Second, the caricatured version of Detroit carried on magazine covers, in national newspapers and foreign TV broadcasts is less the creation of mean-spirited outsiders (or hometown reporters) and more a passingly accurate reflection of our world here in all its ugliness, brokenness, even desperation.

The unemployment rate in Detroit really is pushing 30 percent, almost twice the state average. Job fairs and hiring offers routinely are swamped, underscoring how many are looking with the prospect of more to come when jobless benefits and buyout checks stop coming. Even if a fair chunk of the Cobo crowd actually didn't belong there, that so many showed up in American's poorest major city underscores how poor it really is.

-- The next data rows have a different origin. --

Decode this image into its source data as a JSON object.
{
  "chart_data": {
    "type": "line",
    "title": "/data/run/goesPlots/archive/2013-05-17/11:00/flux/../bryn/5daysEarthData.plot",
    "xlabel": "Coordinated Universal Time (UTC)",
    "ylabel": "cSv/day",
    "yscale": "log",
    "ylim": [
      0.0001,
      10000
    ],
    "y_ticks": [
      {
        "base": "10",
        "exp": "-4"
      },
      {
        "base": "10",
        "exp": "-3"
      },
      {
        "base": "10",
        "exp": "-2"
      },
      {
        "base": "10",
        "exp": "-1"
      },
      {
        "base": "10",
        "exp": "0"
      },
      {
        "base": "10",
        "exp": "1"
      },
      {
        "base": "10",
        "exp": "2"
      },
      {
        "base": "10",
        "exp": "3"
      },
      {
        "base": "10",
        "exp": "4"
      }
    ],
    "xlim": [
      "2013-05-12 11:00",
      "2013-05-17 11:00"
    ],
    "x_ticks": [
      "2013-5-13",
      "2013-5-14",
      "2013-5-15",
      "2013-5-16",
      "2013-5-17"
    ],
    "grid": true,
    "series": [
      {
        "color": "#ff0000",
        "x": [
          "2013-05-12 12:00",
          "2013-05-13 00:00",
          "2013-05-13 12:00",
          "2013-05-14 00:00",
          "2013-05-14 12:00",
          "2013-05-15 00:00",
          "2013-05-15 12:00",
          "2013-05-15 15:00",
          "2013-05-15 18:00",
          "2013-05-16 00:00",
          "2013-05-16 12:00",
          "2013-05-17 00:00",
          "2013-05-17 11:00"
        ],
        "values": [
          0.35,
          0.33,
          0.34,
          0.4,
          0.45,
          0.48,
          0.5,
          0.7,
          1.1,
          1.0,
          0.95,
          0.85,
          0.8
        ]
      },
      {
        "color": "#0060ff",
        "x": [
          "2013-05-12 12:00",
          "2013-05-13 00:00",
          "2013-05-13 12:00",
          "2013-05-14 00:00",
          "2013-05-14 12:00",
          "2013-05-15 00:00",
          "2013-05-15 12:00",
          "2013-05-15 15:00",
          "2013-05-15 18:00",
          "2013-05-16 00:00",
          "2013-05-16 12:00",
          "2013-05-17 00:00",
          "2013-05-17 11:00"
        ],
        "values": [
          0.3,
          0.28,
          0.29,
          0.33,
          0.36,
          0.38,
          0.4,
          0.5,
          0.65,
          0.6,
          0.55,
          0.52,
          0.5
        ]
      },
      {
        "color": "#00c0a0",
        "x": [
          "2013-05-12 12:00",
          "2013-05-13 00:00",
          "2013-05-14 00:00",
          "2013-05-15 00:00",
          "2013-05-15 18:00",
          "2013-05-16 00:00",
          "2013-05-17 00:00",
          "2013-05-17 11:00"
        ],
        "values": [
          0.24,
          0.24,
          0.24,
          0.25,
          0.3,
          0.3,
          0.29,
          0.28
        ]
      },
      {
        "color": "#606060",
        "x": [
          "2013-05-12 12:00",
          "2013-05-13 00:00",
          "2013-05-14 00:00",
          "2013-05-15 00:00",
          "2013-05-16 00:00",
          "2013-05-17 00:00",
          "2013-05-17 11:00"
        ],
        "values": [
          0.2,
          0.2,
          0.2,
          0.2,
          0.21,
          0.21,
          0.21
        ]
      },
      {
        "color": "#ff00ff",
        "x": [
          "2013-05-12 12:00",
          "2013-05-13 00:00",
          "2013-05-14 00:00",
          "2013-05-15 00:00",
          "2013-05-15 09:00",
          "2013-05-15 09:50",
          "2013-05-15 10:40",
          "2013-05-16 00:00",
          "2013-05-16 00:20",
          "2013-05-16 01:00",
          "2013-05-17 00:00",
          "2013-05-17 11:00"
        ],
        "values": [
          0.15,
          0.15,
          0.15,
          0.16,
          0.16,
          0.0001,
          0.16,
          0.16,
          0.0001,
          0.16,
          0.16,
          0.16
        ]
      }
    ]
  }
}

So why keep doing the same things and expecting a different result? In Detroit, the need to feed local government with dwindling tax dollars finally delivered the worst of all unintended consequences: business, pressured by recession, has less incentive to invest in a high-cost, contentious city, and government cannot sustain itself because its mismanagement and political rot hastened the exodus of businesses and residents.

Talk about a vicious cycle.

In Michigan as a whole -- save, particularly, the progressive financial management of Oakland County -- the story's not much different. Same philosophical squabbles, same results, same blame game, and the same ol' cynicism. The only difference is that the damage being done to the fabric of the state, compared to Detroit, may be more easily repaired than in the city.

It's easy to dismiss the madding crowds this week at Cobo as yet another urban manifestation of the failed postwar industrial welfare state, the take apparently preferred by talk radio. Partly, but oversimplified. It's also equal parts culture and recession, exacerbated by an assumption that lifetime work with a few companies and local governments would always be there.

Today's Detroit is what happens to a city whose government turns into itself and away from those businesses that create jobs even as business -- and its unions -- cling to an operating model long after it's grown obsolete. Just about everybody loses.